The New York Times Weighs in on Carmen Farina!

Dear Commons Community,

The New York Times in a featured article and an editorial weigh in on the appointment of Carmen Farina as the new New York City schools chancellor.  While commending her experience (unlike the chancellors of the previous twelve years), the authors of both pieces are trying to put brakes on any enthusiasm that she might bring to the office.  They are cautioning her and soon-to-be Mayor Bill de Blasio on making major changes to standardized testing, teacher evaluations, and the Holy Grail of neo-liberal thinking, charter schools.  Here is an excerpt from the editorial:

“Mr. de Blasio, who takes office on Wednesday, may soon find that his powers are constrained. The strict testing regimen in reading and math that has irked some parents and students across the city is for the most part enshrined in state and federal law. While Mr. de Blasio has sought to slow the growth of charter schools, he will not have the power to block their creation.

More broadly, Mr. de Blasio and Ms. Fariña, a longtime city educator from Brooklyn with a reputation for bluntness, will confront a national political environment on education that has shifted during Mr.
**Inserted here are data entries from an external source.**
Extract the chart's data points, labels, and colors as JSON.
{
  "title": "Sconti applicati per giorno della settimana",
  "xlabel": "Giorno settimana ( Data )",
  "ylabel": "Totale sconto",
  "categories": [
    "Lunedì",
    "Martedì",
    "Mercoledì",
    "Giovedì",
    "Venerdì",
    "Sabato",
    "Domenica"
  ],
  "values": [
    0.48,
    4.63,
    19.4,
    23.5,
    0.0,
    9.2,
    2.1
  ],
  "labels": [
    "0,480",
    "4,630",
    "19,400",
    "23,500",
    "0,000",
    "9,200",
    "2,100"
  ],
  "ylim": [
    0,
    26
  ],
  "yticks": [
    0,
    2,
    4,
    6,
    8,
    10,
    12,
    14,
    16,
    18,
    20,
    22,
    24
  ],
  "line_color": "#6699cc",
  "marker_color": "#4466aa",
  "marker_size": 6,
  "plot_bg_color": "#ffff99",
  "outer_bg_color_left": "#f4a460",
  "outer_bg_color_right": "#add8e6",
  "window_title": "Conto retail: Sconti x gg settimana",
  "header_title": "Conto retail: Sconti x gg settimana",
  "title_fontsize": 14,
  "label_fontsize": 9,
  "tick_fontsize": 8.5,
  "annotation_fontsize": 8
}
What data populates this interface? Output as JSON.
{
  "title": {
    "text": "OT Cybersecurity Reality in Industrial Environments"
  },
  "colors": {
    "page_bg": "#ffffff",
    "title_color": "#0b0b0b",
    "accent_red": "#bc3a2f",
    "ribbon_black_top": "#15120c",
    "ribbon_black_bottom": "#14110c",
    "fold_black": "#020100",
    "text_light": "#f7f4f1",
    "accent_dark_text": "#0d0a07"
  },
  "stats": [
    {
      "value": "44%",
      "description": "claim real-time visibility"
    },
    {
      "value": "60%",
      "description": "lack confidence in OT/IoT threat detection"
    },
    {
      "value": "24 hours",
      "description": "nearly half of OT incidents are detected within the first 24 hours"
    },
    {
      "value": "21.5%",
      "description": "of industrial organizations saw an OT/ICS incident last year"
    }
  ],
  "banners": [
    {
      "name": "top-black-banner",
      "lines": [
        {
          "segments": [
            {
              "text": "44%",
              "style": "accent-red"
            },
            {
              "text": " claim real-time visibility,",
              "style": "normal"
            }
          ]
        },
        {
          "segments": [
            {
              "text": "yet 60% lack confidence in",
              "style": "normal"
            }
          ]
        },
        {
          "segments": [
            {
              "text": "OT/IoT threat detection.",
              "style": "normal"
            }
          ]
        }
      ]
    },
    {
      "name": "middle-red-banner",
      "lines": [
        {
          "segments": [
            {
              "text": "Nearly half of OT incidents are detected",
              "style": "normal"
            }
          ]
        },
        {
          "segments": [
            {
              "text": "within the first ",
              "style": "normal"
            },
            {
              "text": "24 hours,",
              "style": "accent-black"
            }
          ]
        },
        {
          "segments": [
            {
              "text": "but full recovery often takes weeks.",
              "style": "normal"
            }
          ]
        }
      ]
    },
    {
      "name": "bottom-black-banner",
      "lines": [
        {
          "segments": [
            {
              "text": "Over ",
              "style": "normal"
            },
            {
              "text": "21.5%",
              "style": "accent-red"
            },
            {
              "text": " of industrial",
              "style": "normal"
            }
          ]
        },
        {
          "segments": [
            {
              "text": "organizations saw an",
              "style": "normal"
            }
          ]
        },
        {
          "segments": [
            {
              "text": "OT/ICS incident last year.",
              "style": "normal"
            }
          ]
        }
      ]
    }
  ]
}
Bloomberg’s tenure.”

The mandate of de Blasio’s election in November was a call not just for New York City but for the rest of the country that the school reform policies of Washington, D.C. under Arne Duncan and his predecessor, Margaret Spellings, have been failures.  Their policies have promoted an uncreative, humorless, and dull agenda of reform that bashes the teaching profession while subjecting children and their parents to a plethora of tests and data that have resulted in no significant gains in student outcomes. Please Mr. de Blasio and Mrs. Farina maintain your vision and enthusiasm and take back our public schools for children, parents, and educators.  Let Washington cater to the politicians, corporate interest groups, and lobbyists who have come to dominate national education policy.